Hal yang menarik lagi, adanya pernyataan PLT Sekjen PDIP Hasto, merilis dan membuat pernyataan spesifik mengarah kepada Komisioner malaikat tak berdosa Abraham Samad. Hal yang unik dan biasa, ada obsesi Abraham Samad untuk menjadi wakil Presiden sah-sah saja karena hak seorang warga negara untuk menjadi apa saja dan meraih cita-citanya dilindungi oleh undang-undang. Namun demikian yang terlihat aneh adalah posisi Abraham Samad sebagai ketua Komisi KPK menjadi kontradiksi dengan gaya komunikasi politik jika dikaitkan dengan undang-undang KPK Pasl 6, Pasal 11 dan pasal 36 ayat 1 No. 30 tahun 2002. Jika dicermati jelas, posisi sang malaikat tak berdosa Abraham Samad ini melanggar pasal tersebut. Sehingga publik dipaksakan untuk menjadi dualisme persepsi benarkah Abraham Samad bersih? Tidak kah ini bagian dari strategi pribadi Abraham Samad meraih cita-citanya dengan memanfaatkan kedudukan sebagai ketua KPK. Kalau publik melihat secara skeptis ini adalah wujud dari besarnya birahi kekuasaan Abraham Samad.
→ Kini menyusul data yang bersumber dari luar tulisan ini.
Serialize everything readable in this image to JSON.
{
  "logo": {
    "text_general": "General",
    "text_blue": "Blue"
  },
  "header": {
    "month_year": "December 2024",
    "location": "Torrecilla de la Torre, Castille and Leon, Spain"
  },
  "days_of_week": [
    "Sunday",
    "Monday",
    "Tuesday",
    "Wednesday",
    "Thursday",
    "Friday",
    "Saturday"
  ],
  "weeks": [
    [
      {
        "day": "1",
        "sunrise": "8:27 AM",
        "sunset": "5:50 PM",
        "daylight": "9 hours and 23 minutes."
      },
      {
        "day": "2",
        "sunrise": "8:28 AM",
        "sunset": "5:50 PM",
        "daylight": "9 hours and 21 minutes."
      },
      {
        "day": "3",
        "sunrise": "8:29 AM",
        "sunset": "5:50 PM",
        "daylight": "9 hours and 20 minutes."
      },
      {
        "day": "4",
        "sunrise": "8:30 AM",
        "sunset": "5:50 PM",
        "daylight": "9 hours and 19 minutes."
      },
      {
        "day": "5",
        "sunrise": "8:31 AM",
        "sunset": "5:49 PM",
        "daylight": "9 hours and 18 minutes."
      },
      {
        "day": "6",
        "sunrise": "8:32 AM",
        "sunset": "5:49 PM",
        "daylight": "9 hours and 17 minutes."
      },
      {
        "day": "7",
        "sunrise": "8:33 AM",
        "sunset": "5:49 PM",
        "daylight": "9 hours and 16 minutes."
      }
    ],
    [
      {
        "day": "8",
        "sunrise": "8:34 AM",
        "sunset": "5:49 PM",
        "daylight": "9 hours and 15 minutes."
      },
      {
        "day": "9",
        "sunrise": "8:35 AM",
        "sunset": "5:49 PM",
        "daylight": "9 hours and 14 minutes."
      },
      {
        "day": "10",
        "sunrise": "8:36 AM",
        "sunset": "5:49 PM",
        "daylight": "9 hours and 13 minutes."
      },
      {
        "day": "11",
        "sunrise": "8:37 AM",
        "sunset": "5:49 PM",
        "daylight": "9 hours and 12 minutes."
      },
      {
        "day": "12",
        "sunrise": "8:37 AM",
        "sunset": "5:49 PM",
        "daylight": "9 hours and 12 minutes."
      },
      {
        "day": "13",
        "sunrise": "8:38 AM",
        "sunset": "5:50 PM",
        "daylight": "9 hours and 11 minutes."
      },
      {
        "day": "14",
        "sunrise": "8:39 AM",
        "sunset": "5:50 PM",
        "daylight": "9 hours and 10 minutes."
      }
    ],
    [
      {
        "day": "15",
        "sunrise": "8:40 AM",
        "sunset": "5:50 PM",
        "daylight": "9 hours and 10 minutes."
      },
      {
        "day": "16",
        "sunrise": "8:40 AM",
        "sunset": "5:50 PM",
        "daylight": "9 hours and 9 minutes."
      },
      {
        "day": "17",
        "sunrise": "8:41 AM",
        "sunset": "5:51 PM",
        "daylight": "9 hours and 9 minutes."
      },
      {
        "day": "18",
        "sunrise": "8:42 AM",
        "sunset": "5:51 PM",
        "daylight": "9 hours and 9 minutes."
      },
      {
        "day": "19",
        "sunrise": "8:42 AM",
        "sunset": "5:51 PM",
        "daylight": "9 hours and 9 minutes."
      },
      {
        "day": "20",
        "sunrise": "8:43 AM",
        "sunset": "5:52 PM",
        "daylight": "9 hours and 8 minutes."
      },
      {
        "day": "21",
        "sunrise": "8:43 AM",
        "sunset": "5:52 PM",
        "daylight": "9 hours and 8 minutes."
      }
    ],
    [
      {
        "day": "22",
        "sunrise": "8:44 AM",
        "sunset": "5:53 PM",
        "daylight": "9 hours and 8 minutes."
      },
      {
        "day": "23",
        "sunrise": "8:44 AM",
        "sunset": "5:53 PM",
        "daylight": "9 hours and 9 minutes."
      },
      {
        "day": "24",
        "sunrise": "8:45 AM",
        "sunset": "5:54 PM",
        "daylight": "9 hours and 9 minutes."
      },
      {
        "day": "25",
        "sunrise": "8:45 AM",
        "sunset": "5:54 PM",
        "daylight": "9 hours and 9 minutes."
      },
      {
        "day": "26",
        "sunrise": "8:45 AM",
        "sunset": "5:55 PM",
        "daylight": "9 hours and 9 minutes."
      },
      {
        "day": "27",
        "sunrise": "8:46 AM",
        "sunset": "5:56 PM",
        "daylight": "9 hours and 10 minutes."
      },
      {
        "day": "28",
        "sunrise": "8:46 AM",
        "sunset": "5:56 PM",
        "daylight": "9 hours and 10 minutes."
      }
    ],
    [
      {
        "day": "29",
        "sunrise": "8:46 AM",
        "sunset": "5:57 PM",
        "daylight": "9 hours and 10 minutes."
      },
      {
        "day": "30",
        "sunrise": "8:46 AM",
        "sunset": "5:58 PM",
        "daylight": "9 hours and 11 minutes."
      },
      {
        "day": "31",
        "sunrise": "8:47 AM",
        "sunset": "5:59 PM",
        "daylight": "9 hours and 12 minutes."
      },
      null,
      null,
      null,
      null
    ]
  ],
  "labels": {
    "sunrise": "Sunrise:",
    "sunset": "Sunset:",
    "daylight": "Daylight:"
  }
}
Sungguh aneh seorang praktisi hukum sekelas Abraham Samad yang sudah menduduki jabatan super body mencoba memainkan perannya dalam posisi untuk merealisasikan birahi kekuasaannya ini dengan menanggalkan beberapa konsekuensi dari kedudukannya dari undang-undang no.30 tahun 2002 yang sepantasnya dipahami dan untuk bisa dilanggar sebagai bentuk kompromi politik dan kegiatan penegakkan hukum. Jadi benarlah adanya cerita rumah kaca yang di publikasikan menyagkut hal-hal pribadi dari birahi kekuasaan seorang Abraham Samad. Bumerang telah menimpa dirinya namun tidak disadari mencoba berbalik untuk mencari pembenaran dengan berbalut semangat pemberantasan korupsi untuk mendapat dukungan dari masyarakat Indonesia yang sebenarnya tidak paham mekanisme-mekanisme penegakkan hukum maupun proses politik yang ada. Dengan ketertutupan pemahaman masyarakat Abraham Samad mencoba membuat keran opini terbentuk dengan adanya pihak-pihak yang tidak setuju dengan pemberantasan korupsi, sehingga mengangkat alih opini perang antara koruptor dan KPK. Lepas dari persoalan di atas, sesungguhnya konflik KPK dan Polri adalah konflik perorangan, dan konflik pola penegakkan hukum, bukan konflik antar lembaga. Nah disinilah ada proses generalisasi konflik yang diarahkan pada konflik antar lembaga. Masyarakat awam mudah terprovokasi dan bergurirlah wacana-wacana bola liar terhadap kedudukan Polri maupun kedudukan KPK. Ini akan menyisakan beberapa brunder baik di tubuh organisasi Polri maupaun di tubuh organisasi KPK, yang perlu dicermati seorang Abraham Samad mencoba melaksanakan Masturbasi opini, berharap dengan langkah-langkah dan upaya media merubah pandangan-padnangan masyarakat luas dan mengangkat kehebatan dan kejayaan KPK dibawah kepemimpinan dirinya dan rekan-rekan komisionernya. Begitu besarnya dan dahsyatnya opini publik untuk mendukung semangat pemberantasan korupsi, publik lupa bahwa secara organisasi KPK itu sudah baik, namun secara orang perorangan KPK itu pun bagian dari manusia biasa yang memiliki kesalahan, baik di masa lalau maupun masa sekarang. Kami menyoroti adanya nafsu birahi kekuasaan Abraham Samad untuk menjadi Wapres dengan menggunakan kendaraan penegakkan hukum pemberantasan korupsi berharap publik memberi dukungan dalam mencapai jabatan strategis tersebut. Sekali lagi posisi itu lah yag menjadi blunder jika dikaitkan dengan undang-undang KPK No. 30 tahun 2002 ayat 1.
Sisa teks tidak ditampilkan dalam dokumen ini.